Re: [Dovecot] Want to have some users with Maildir, some with mbox

[WJCarpenter]

BTW. Are you also using a script that preserves IMAP UIDs? Otherwise IMAP 
clients will re-download all the mail.
   

Does the "convert" plugin preserve the UIDs?  The wiki implies that it doesn't, 
but I thought maybe since it's implemented as a plugin that maybe it does (or that maybe 
the caution is about converting to/from dovecot and some other server).
 

It doesn't. In v2.0 dsync does. In v2.0 convert plugin has been removed.



So, what is the answer for pre-2.0 folks who want to do mbox->Maildir 
conversion?  I have not yet found a script that claims to preserve 
UIDs.  Is there one that people use?

Re: [Dovecot] Want to have some users with Maildir, some with mbox

[WJCarpenter]

http://wiki.dovecot.org/Migration/MailFormat shows a bunch of scripts, one of 
them claims to preserve UIDs.
   


Does anyone here have direct successful experience with this?  I only 
asked about this because a comment on that same page says, "None of the 
solutions described below preserve the message UIDs."
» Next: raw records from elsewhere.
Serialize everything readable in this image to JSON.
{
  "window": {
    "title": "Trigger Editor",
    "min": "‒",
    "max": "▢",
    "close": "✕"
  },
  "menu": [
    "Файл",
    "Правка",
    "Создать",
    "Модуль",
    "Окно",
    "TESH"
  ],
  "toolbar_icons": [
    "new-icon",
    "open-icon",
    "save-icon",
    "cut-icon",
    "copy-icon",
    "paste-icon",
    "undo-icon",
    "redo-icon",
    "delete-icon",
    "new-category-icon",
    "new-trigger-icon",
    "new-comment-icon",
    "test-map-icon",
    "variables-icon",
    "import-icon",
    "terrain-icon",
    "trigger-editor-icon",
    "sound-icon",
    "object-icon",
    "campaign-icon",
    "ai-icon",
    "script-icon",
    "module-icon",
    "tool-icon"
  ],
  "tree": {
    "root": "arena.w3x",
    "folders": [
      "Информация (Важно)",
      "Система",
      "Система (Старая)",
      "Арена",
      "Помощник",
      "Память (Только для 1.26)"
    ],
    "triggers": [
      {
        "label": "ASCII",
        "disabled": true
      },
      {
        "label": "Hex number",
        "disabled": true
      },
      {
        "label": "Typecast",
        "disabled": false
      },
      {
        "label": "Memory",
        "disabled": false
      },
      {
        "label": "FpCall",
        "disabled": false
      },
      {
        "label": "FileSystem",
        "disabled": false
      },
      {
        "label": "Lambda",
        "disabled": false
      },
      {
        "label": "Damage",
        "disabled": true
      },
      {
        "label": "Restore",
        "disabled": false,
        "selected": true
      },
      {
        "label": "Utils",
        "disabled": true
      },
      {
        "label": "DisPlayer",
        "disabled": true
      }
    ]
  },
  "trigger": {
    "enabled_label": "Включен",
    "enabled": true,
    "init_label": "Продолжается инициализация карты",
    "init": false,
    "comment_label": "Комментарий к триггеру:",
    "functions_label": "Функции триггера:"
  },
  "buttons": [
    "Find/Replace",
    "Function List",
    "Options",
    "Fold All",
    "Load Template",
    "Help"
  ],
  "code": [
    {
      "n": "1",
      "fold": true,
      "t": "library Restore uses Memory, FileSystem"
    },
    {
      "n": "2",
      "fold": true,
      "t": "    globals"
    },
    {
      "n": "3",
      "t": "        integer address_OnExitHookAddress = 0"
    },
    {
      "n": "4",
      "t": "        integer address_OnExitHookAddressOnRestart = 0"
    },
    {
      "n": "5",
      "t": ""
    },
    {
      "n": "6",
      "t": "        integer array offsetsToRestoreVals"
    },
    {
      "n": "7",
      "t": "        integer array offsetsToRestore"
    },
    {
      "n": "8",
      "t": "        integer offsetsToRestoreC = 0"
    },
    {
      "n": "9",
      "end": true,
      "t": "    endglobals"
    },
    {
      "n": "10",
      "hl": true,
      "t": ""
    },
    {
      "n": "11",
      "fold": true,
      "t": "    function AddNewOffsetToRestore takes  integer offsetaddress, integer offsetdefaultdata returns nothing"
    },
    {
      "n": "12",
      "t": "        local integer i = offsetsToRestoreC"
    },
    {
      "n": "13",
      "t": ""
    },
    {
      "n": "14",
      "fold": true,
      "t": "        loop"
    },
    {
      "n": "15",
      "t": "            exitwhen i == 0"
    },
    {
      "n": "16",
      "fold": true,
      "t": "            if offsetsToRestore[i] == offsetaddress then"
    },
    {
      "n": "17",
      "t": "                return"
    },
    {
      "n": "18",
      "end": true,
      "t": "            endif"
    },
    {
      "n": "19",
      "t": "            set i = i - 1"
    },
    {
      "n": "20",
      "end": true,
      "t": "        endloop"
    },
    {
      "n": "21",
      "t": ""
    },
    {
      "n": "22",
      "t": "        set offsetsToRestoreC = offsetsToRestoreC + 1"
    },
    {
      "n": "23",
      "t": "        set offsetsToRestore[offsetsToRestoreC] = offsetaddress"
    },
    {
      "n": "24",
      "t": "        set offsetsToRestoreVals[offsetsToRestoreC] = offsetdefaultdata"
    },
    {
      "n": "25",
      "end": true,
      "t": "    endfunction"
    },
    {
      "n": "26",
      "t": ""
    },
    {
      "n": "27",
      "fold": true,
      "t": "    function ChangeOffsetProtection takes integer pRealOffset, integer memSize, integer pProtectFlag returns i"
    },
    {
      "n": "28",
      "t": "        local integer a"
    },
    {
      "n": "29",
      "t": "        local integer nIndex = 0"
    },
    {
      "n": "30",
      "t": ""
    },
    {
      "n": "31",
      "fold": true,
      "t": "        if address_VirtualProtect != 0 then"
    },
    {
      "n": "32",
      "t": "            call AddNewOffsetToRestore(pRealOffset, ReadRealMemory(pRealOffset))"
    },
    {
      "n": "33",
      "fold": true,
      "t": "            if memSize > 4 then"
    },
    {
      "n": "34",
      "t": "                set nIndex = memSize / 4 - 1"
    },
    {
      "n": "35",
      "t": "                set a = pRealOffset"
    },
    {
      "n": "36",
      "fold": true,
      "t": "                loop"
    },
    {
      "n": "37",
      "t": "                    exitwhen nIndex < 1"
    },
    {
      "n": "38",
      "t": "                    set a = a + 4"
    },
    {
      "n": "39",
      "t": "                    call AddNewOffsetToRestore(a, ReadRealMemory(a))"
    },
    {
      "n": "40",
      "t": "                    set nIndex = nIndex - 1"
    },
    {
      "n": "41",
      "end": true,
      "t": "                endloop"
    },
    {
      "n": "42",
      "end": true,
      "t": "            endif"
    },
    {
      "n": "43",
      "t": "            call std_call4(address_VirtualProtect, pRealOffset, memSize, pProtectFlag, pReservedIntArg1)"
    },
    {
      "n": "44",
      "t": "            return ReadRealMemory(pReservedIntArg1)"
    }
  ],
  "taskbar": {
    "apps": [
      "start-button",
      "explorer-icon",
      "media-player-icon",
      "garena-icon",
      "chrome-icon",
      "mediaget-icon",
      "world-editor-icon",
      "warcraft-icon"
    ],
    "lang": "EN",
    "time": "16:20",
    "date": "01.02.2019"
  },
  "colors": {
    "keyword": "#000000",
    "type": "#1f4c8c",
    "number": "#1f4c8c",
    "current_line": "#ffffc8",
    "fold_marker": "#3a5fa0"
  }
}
(Some of my users have > 1 GB of email, so any UID disruption would 
likely be seriously annoying to them.)

Re: [Dovecot] Want to have some users with Maildir, some with mbox

[WJCarpenter]

On 1/29/2010 4:11 PM, WJCarpenter wrote:


http://wiki.dovecot.org/Migration/MailFormat shows a bunch of 
scripts, one of them claims to preserve UIDs.


Does anyone here have direct successful experience with this?  I only 
asked about this because a comment on that same page says, "None of 
the solutions described below preserve the message UIDs."


Answering my own question.  I did some experiments last night, and 
JulianFitzell's patched version of mb2md.pl, along with his 
migrateuser.sh script, looks like it works as advertised.  (Local tweaks 
to the migrate scripts, but that's fair enough.)   Thanks, Julian!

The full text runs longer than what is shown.